We are blessed to live in a state where courageous reformers have answered voters’ repeated calls for change. The reform agenda in North Carolina since 2011 has led to a historic transformation of our state, reversing decades of ill-conceived progressive policies. Government programs are being evaluated, spending and borrowing are being reined in, and taxpayers are being shown more respect.No longer is government growth accepted as natural and unavoidable. This change of course has ushered in an era of economic growth highlighted by job creation, lower unemployment, and expanding opportunity.

In today’s Daily Journal, JLF’s John Hood delves into economic data about job growth and compares our state to others.

From June 2011 to November 2014, North Carolina added about 286,000 net new jobs, a rate of employment growth of 7.3 percent. For comparison purposes, I assembled four potential regional groupings: the Census Bureau’s nine-state “South Atlantic” region stretching from Maryland to Florida; the Commerce Department’s 12-state “Southeast” region stretching from Virginia to Louisiana; the 11 states that made up the old Confederacy; and North Carolina plus our four immediate neighbors.

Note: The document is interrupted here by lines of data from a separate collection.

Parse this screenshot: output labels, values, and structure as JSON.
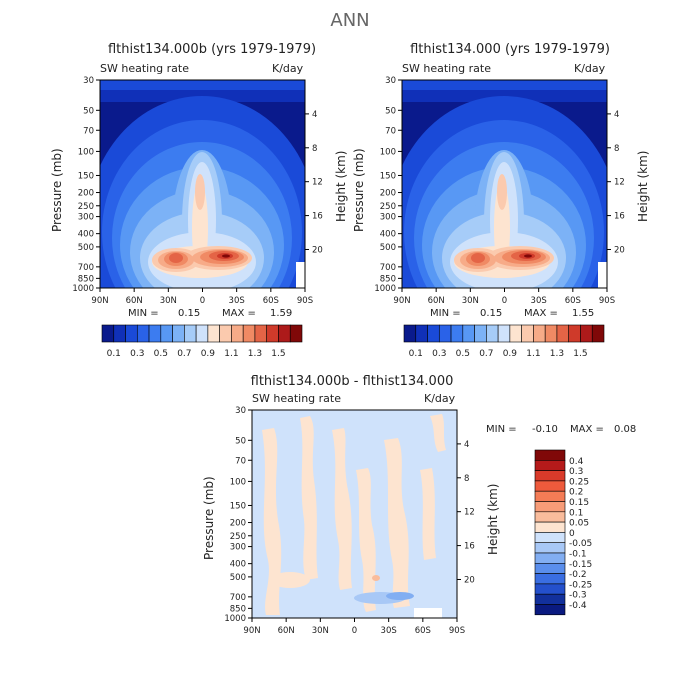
{
  "page": {
    "title": "ANN"
  },
  "chart_data": [
    {
      "type": "heatmap",
      "title": "flthist134.000b (yrs 1979-1979)",
      "variable": "SW heating rate",
      "units": "K/day",
      "xlabel": "",
      "ylabel": "Pressure (mb)",
      "y2label": "Height (km)",
      "x_ticks": [
        "90N",
        "60N",
        "30N",
        "0",
        "30S",
        "60S",
        "90S"
      ],
      "y_ticks": [
        "30",
        "50",
        "70",
        "100",
        "150",
        "200",
        "250",
        "300",
        "400",
        "500",
        "700",
        "850",
        "1000"
      ],
      "y2_ticks": [
        "20",
        "16",
        "12",
        "8",
        "4"
      ],
      "min_label": "MIN =",
      "min": "0.15",
      "max_label": "MAX =",
      "max": "1.59",
      "colorbar_labels": [
        "0.1",
        "0.3",
        "0.5",
        "0.7",
        "0.9",
        "1.1",
        "1.3",
        "1.5"
      ],
      "colorbar_colors": [
        "#0a1a8c",
        "#1030b8",
        "#1a4ad8",
        "#2a62e8",
        "#3c7cf0",
        "#5898f4",
        "#7cb2f6",
        "#a6ccf8",
        "#cfe2fb",
        "#fde4d0",
        "#fbcaae",
        "#f7ab88",
        "#f08a64",
        "#e46446",
        "#cf3a2a",
        "#ad1a1a",
        "#800808"
      ],
      "features": {
        "peaks_near_850mb": [
          "20N",
          "15S"
        ],
        "tropical_plume_max_level_mb": 500
      }
    },
    {
      "type": "heatmap",
      "title": "flthist134.000 (yrs 1979-1979)",
      "variable": "SW heating rate",
      "units": "K/day",
      "xlabel": "",
      "ylabel": "Pressure (mb)",
      "y2label": "Height (km)",
      "x_ticks": [
        "90N",
        "60N",
        "30N",
        "0",
        "30S",
        "60S",
        "90S"
      ],
      "y_ticks": [
        "30",
        "50",
        "70",
        "100",
        "150",
        "200",
        "250",
        "300",
        "400",
        "500",
        "700",
        "850",
        "1000"
      ],
      "y2_ticks": [
        "20",
        "16",
        "12",
        "8",
        "4"
      ],
      "min_label": "MIN =",
      "min": "0.15",
      "max_label": "MAX =",
      "max": "1.55",
      "colorbar_labels": [
        "0.1",
        "0.3",
        "0.5",
        "0.7",
        "0.9",
        "1.1",
        "1.3",
        "1.5"
      ],
      "colorbar_colors": [
        "#0a1a8c",
        "#1030b8",
        "#1a4ad8",
        "#2a62e8",
        "#3c7cf0",
        "#5898f4",
        "#7cb2f6",
        "#a6ccf8",
        "#cfe2fb",
        "#fde4d0",
        "#fbcaae",
        "#f7ab88",
        "#f08a64",
        "#e46446",
        "#cf3a2a",
        "#ad1a1a",
        "#800808"
      ],
      "features": {
        "peaks_near_850mb": [
          "20N",
          "15S"
        ],
        "tropical_plume_max_level_mb": 500
      }
    },
    {
      "type": "heatmap",
      "title": "flthist134.000b - flthist134.000",
      "variable": "SW heating rate",
      "units": "K/day",
      "xlabel": "",
      "ylabel": "Pressure (mb)",
      "y2label": "Height (km)",
      "x_ticks": [
        "90N",
        "60N",
        "30N",
        "0",
        "30S",
        "60S",
        "90S"
      ],
      "y_ticks": [
        "30",
        "50",
        "70",
        "100",
        "150",
        "200",
        "250",
        "300",
        "400",
        "500",
        "700",
        "850",
        "1000"
      ],
      "y2_ticks": [
        "20",
        "16",
        "12",
        "8",
        "4"
      ],
      "min_label": "MIN =",
      "min": "-0.10",
      "max_label": "MAX =",
      "max": "0.08",
      "colorbar_labels": [
        "0.4",
        "0.3",
        "0.25",
        "0.2",
        "0.15",
        "0.1",
        "0.05",
        "0",
        "-0.05",
        "-0.1",
        "-0.15",
        "-0.2",
        "-0.25",
        "-0.3",
        "-0.4"
      ],
      "colorbar_colors": [
        "#800808",
        "#b51a1a",
        "#d93a2a",
        "#ee5a3c",
        "#f47c56",
        "#f79c78",
        "#f9bc9c",
        "#fde4d0",
        "#cfe2fb",
        "#a8c8f6",
        "#82aef2",
        "#5a8eec",
        "#3a6ee2",
        "#2450cc",
        "#12309c",
        "#0a1a80"
      ]
    }
  ]
}
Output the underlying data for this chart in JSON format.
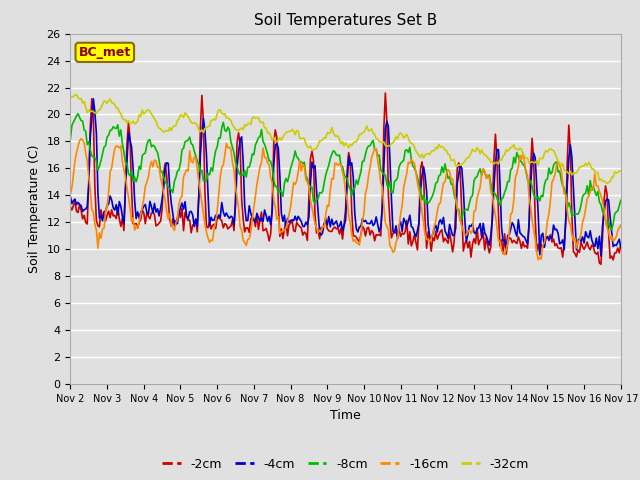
{
  "title": "Soil Temperatures Set B",
  "xlabel": "Time",
  "ylabel": "Soil Temperature (C)",
  "ylim": [
    0,
    26
  ],
  "xlim": [
    0,
    360
  ],
  "bg_color": "#e0e0e0",
  "grid_color": "#ffffff",
  "annotation_text": "BC_met",
  "annotation_bg": "#ffff00",
  "annotation_border": "#8b6914",
  "annotation_text_color": "#8b0000",
  "series_order": [
    "-2cm",
    "-4cm",
    "-8cm",
    "-16cm",
    "-32cm"
  ],
  "series": {
    "-2cm": {
      "color": "#cc0000",
      "linewidth": 1.2
    },
    "-4cm": {
      "color": "#0000cc",
      "linewidth": 1.2
    },
    "-8cm": {
      "color": "#00bb00",
      "linewidth": 1.2
    },
    "-16cm": {
      "color": "#ff8800",
      "linewidth": 1.2
    },
    "-32cm": {
      "color": "#cccc00",
      "linewidth": 1.2
    }
  },
  "xtick_labels": [
    "Nov 2",
    "Nov 3",
    "Nov 4",
    "Nov 5",
    "Nov 6",
    "Nov 7",
    "Nov 8",
    "Nov 9",
    "Nov 10",
    "Nov 11",
    "Nov 12",
    "Nov 13",
    "Nov 14",
    "Nov 15",
    "Nov 16",
    "Nov 17"
  ],
  "xtick_positions": [
    0,
    24,
    48,
    72,
    96,
    120,
    144,
    168,
    192,
    216,
    240,
    264,
    288,
    312,
    336,
    360
  ],
  "ytick_positions": [
    0,
    2,
    4,
    6,
    8,
    10,
    12,
    14,
    16,
    18,
    20,
    22,
    24,
    26
  ],
  "n_hours": 361,
  "legend_labels": [
    "-2cm",
    "-4cm",
    "-8cm",
    "-16cm",
    "-32cm"
  ]
}
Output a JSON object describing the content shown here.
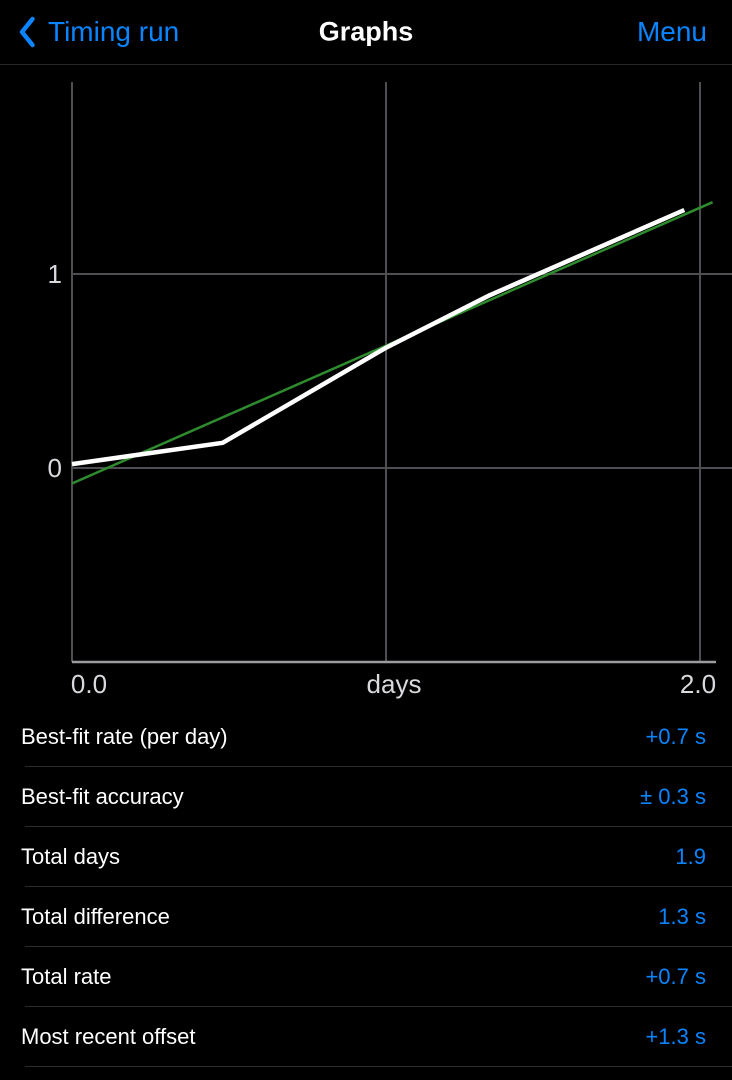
{
  "nav": {
    "back_label": "Timing run",
    "title": "Graphs",
    "menu_label": "Menu",
    "accent_color": "#0a84ff"
  },
  "chart_data": {
    "type": "line",
    "title": "",
    "xlabel": "days",
    "ylabel": "",
    "xlim": [
      0.0,
      2.05
    ],
    "ylim": [
      -1.0,
      2.0
    ],
    "grid": true,
    "legend": "none",
    "grid_color": "#4d4d52",
    "axis_color": "#9b9ba0",
    "tick_color": "#dadade",
    "x_ticks": [
      {
        "pos": 0.0,
        "label": "0.0"
      },
      {
        "pos": 2.0,
        "label": "2.0"
      }
    ],
    "y_ticks": [
      {
        "pos": 0,
        "label": "0"
      },
      {
        "pos": 1,
        "label": "1"
      }
    ],
    "x_gridlines": [
      0.0,
      1.0,
      2.0
    ],
    "y_gridlines": [
      0.0,
      1.0
    ],
    "series": [
      {
        "name": "best-fit line",
        "color": "#2e8b2e",
        "stroke_width": 2.5,
        "points": [
          [
            0.0,
            -0.08
          ],
          [
            2.04,
            1.37
          ]
        ]
      },
      {
        "name": "measured offset",
        "color": "#ffffff",
        "stroke_width": 4.5,
        "points": [
          [
            0.0,
            0.02
          ],
          [
            0.48,
            0.13
          ],
          [
            1.0,
            0.62
          ],
          [
            1.33,
            0.89
          ],
          [
            1.95,
            1.33
          ]
        ]
      }
    ]
  },
  "stats": {
    "rows": [
      {
        "label": "Best-fit rate (per day)",
        "value": "+0.7 s"
      },
      {
        "label": "Best-fit accuracy",
        "value": "± 0.3 s"
      },
      {
        "label": "Total days",
        "value": "1.9"
      },
      {
        "label": "Total difference",
        "value": "1.3 s"
      },
      {
        "label": "Total rate",
        "value": "+0.7 s"
      },
      {
        "label": "Most recent offset",
        "value": "+1.3 s"
      }
    ]
  }
}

In each case, I produced a job-growth rate from mid-2011 to the present. In each case, it was lower than North Carolina’s. Employment rose by 5.7 percent in the South Atlantic region, 5.2 percent in the Southeast, 6 percent in the former Confederacy, and 6.1 percent in our immediate neighborhood.

Here’s what striking to me: these are all lower rates of job growth than the 6.2 percent rate experienced by the nation as a whole during the same period. Although many people continued to assume that the South has a relatively strong, fast-growing economy, that assumption is many years out of date. Plenty of states in the Midwest, Great Plains, Mountain West, and even the Northeast are now consistently outperforming the South.

Which Southern states are beating the regional spread? As I mentioned, North Carolina (+7.3 percent) is one of them. The labor market continues to sizzle in Texas (+11.2 percent) and Florida (+9.2 percent). Other good performers are South Carolina (+7.5 percent) and Georgia (+6.7 percent).

Hood concludes that as we enter 2015, our state’s reformers would be wise to branch out beyond our close neighbors for examples of economic policies that have led to enviable job growth and economic performance.